Тридцать третий год шел Петрухе. А цепкая, волчья хватка от отца, видно, по наследству к нему перешла. Как нацелится острым глазом своим — добьется чего хочет, не выпустит. Любым путем: напролом либо в обход, а пролезет. Но больше грубостью да силой брал. И лицо у Петрухи, хотя и красивое, было жесткое, сухое, без румянца. Привольно Петрухе жилось в Кушуме, а все тянуло его поближе к городу. Всякий товар требует сбыта — и хлеб и скот, — а в городе выгоднее можно продать.
Семья у Петрухи была небольшая. Жена Зинаида да старуха мать. Славная, спокойная характером, прилежная в работе удалась Зинаида. Все у нее спорилось в руках — и тяжелая работа и рукоделье. Всем угождала, одному Петрухе угодить не могла. Так в синяках да черных пятнах от побоев и ходила. Больше всего злобился Петруха на то, что не беременела Зинаида. Хотелось ребенка иметь ему, сына, чтобы было потом кому богатство свое передать.
— И в кого ты удалась, кедрина сухая? — ругался Петруха. — Будто все у вас в семье плодовитые, одна ты оказалась уродиной.
— Погоди, Петруша, — уговаривала Зина, — может, время еще не настало. Не старики мы с тобой. Чуть на третий год пошло, как женаты.
— А мне ждать, когда стариками будем? Вот забью тебя до смерти — женюсь на другой, — и тяжелая рука Петрухи опускалась ей на спину.
Не стерпела однажды Зина, отскочила и крикнула:
— Черт ты, окаянный! Оттого, может, и понести не могу, что забил ты меня всю, все внутренности отшиб.

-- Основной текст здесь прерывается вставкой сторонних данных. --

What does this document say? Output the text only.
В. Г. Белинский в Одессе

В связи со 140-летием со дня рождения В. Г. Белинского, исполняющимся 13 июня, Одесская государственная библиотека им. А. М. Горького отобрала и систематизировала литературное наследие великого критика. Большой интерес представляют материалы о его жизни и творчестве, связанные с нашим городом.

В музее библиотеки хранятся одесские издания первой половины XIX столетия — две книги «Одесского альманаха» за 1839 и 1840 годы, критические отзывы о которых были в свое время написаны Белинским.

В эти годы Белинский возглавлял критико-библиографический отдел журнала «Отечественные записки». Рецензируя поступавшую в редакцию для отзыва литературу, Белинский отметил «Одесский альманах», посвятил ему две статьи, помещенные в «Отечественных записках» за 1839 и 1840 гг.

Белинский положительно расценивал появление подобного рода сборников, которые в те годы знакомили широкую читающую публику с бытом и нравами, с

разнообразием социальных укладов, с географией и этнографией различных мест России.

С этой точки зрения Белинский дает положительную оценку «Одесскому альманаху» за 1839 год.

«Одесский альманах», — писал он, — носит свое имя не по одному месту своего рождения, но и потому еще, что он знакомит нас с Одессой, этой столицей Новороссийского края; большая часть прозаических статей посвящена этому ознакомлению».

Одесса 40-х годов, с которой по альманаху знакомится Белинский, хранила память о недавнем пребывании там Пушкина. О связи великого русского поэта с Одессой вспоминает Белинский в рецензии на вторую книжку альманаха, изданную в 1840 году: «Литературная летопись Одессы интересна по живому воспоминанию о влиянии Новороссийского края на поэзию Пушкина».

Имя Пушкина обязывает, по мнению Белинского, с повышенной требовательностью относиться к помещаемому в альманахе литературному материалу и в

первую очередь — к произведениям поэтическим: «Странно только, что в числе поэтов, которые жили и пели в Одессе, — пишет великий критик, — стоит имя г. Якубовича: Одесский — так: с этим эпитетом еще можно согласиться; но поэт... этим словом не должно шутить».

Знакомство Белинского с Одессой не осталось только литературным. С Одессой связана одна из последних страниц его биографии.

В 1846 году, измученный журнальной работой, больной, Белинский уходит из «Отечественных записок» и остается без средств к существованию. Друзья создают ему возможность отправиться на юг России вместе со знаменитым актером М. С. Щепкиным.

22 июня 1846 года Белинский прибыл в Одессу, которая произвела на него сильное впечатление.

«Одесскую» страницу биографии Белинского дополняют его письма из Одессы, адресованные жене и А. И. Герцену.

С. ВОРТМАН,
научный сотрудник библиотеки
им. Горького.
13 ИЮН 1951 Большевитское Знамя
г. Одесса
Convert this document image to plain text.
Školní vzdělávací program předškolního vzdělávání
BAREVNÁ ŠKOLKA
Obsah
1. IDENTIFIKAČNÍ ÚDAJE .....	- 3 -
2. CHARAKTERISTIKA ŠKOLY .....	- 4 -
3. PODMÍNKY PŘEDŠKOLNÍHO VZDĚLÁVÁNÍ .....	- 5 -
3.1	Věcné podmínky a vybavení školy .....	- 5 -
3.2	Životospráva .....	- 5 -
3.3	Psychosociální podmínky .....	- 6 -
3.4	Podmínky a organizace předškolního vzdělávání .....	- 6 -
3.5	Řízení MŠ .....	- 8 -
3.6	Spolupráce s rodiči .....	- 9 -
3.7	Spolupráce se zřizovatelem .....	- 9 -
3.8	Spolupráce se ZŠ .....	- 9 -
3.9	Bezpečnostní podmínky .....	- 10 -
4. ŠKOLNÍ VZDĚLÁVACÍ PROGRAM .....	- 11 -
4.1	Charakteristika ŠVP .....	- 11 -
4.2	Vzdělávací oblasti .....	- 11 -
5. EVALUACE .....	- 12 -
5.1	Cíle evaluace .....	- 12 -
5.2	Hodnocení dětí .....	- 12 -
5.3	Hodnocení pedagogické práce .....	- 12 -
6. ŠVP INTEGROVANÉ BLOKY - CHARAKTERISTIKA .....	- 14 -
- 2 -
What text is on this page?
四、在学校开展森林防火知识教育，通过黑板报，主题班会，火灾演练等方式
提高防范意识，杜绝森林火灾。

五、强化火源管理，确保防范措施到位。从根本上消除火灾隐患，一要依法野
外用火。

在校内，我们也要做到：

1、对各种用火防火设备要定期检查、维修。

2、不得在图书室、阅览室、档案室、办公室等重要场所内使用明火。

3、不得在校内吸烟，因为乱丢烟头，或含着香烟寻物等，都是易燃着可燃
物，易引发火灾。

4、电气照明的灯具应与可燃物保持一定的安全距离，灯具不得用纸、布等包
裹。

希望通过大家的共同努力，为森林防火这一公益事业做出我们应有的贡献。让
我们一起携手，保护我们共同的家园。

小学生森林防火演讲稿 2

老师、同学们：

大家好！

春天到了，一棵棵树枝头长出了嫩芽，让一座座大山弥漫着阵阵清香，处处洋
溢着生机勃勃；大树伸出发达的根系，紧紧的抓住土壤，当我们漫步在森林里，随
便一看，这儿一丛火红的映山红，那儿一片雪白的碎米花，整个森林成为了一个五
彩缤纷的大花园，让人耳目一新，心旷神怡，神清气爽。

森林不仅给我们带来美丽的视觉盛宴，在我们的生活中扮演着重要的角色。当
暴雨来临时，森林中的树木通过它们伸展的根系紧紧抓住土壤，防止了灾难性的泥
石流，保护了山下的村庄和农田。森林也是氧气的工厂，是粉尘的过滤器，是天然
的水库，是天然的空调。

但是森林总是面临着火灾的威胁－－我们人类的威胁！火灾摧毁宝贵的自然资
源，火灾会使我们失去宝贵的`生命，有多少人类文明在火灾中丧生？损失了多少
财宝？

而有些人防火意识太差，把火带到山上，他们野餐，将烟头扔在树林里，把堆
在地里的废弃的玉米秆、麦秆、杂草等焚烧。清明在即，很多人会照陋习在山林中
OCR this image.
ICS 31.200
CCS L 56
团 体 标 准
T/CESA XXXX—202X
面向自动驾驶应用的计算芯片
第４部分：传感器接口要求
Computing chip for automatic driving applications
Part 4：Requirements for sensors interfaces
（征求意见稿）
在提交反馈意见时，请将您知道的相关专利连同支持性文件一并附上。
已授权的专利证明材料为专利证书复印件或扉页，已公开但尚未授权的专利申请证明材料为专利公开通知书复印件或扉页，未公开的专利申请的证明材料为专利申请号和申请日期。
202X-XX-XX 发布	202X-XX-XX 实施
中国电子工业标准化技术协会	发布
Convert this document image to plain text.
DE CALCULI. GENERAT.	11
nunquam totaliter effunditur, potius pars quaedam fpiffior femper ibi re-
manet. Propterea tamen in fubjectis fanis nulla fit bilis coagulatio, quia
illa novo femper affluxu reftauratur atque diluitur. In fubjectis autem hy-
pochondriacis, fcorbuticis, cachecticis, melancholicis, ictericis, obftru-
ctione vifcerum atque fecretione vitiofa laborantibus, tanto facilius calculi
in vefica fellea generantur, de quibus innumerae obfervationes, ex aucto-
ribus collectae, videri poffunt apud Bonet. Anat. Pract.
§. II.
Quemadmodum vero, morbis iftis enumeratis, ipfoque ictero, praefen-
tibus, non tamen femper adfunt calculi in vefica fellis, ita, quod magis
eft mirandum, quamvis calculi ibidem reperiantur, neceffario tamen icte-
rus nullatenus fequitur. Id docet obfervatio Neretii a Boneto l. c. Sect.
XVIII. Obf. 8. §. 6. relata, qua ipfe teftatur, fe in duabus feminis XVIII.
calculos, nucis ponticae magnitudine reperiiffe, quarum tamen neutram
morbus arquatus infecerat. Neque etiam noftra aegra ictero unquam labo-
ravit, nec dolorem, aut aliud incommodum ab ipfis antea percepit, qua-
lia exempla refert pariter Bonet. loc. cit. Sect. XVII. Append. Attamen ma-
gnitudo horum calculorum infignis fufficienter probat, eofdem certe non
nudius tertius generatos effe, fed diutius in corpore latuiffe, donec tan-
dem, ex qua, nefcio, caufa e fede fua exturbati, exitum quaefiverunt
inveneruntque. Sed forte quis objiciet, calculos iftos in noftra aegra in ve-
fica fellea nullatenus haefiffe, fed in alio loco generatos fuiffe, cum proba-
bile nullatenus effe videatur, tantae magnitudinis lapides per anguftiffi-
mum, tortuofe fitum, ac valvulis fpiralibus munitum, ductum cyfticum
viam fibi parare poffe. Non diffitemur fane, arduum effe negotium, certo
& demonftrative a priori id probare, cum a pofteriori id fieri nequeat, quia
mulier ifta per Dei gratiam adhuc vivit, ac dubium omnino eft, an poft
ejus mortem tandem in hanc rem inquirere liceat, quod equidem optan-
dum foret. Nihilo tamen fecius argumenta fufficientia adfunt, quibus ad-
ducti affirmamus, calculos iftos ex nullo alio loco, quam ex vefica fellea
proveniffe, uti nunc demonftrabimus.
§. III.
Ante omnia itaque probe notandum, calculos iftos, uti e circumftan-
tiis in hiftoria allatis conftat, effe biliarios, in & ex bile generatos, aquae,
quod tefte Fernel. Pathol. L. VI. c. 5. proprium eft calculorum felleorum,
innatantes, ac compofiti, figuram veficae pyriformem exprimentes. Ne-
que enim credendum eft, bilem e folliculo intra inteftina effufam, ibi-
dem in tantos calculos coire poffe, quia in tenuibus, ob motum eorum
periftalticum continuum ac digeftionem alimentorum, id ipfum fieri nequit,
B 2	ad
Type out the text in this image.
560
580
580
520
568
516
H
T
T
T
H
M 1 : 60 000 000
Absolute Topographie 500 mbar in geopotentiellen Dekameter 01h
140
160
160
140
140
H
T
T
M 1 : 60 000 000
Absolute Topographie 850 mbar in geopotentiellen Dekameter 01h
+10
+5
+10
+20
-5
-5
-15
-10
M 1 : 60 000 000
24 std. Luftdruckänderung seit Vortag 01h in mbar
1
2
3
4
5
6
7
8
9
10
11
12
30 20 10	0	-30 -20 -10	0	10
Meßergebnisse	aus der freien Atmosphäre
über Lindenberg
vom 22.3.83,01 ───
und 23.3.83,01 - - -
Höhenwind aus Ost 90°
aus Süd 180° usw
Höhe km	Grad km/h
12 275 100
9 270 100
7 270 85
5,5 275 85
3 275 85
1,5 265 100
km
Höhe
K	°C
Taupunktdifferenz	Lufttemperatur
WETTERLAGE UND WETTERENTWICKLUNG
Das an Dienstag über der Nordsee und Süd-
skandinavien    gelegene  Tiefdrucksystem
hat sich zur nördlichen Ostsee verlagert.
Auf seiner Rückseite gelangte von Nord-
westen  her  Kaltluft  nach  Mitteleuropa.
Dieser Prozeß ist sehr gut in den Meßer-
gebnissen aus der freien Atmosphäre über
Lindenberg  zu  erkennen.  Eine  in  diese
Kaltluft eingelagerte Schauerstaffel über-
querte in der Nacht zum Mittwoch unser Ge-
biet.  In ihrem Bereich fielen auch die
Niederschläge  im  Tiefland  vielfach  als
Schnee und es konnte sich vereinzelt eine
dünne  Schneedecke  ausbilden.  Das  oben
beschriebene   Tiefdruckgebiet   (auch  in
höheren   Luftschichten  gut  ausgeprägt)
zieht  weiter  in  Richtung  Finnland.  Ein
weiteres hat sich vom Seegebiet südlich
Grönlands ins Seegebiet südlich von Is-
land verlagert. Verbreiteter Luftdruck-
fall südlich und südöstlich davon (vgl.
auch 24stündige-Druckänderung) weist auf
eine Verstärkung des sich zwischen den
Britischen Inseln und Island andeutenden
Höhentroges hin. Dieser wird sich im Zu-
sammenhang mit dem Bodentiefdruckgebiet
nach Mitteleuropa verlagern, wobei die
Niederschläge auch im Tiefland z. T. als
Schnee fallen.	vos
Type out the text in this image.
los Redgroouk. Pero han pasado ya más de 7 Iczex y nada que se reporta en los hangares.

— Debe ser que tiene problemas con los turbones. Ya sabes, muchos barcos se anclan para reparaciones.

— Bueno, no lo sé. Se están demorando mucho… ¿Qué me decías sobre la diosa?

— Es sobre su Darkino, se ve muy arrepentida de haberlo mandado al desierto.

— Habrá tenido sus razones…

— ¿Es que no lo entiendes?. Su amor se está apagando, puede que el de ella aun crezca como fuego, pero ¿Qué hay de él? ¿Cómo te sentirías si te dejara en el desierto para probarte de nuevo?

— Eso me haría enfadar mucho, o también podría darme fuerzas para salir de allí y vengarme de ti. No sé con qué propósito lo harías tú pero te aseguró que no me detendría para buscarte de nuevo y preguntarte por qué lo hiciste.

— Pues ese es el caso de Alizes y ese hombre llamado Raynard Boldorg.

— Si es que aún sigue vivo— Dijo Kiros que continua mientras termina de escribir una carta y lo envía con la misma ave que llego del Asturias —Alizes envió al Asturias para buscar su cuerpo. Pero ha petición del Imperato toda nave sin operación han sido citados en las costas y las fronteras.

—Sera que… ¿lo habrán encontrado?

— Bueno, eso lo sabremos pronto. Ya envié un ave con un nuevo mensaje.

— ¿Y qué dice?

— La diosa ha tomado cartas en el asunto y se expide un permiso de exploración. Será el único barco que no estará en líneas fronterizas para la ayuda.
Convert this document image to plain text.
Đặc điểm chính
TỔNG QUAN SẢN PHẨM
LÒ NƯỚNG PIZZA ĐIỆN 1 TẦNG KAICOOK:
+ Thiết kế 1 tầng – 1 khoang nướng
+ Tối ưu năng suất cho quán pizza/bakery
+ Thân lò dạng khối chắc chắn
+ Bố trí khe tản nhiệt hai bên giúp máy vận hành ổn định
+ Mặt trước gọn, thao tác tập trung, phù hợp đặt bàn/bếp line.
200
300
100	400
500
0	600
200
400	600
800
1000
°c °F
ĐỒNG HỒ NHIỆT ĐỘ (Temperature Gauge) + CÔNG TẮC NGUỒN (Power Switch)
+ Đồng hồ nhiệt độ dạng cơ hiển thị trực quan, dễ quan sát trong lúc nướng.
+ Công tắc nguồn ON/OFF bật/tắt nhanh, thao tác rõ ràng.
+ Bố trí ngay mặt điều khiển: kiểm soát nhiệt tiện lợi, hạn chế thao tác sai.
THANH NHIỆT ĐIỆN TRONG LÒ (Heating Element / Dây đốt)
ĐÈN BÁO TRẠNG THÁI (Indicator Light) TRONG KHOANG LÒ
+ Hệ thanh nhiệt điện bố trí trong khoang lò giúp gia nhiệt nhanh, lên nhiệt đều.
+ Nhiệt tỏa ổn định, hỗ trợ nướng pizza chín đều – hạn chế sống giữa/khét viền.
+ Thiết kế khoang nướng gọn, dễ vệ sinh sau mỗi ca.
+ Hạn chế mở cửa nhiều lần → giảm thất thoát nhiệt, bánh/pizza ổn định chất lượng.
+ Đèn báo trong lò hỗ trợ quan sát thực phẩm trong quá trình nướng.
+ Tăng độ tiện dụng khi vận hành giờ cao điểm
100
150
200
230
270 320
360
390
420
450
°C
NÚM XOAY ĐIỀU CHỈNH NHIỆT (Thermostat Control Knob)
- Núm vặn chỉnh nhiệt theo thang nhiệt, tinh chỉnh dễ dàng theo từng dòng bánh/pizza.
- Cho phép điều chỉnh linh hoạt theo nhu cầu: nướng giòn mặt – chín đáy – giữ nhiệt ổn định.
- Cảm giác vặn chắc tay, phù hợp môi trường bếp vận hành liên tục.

— Ах, ты так? — даже опешил от неожиданности Петруха. — Я тебе внутренности отшиб?.. Так я ж тебя…
Вечером Зина жаловалась Клавдее:
— Ну что я буду делать? Научи хоть ты меня. Ты постарше, больше знаешь…
— Ничего не скажу, Зинушка, — пожимала плечами Клавдея. — Однако, сглазили тебя. Надо знающего человека найти, — может, ворожбу снимет.
Пришло жаркое лето. В покос Клавдея косила вместе со всеми. Дома оставалась только Петрухина мать. Молодые, здоровые руки на поле нужны.
Ильче стало немного полегче. Он сам поднимался с постели; опираясь на палку, выходил за ограду и садился на скамейку у ворот, тоскливо разглядывая синеющую тайгу в горбатых хребтах.
— Поправлюсь, господь даст, — мечтал он. — Разок бы, еще единый разок, сходить в тайгу. Попромышлять бы зверя! А там хоть и умирать. Только полегче, как-нибудь без болей, лег — и готовый.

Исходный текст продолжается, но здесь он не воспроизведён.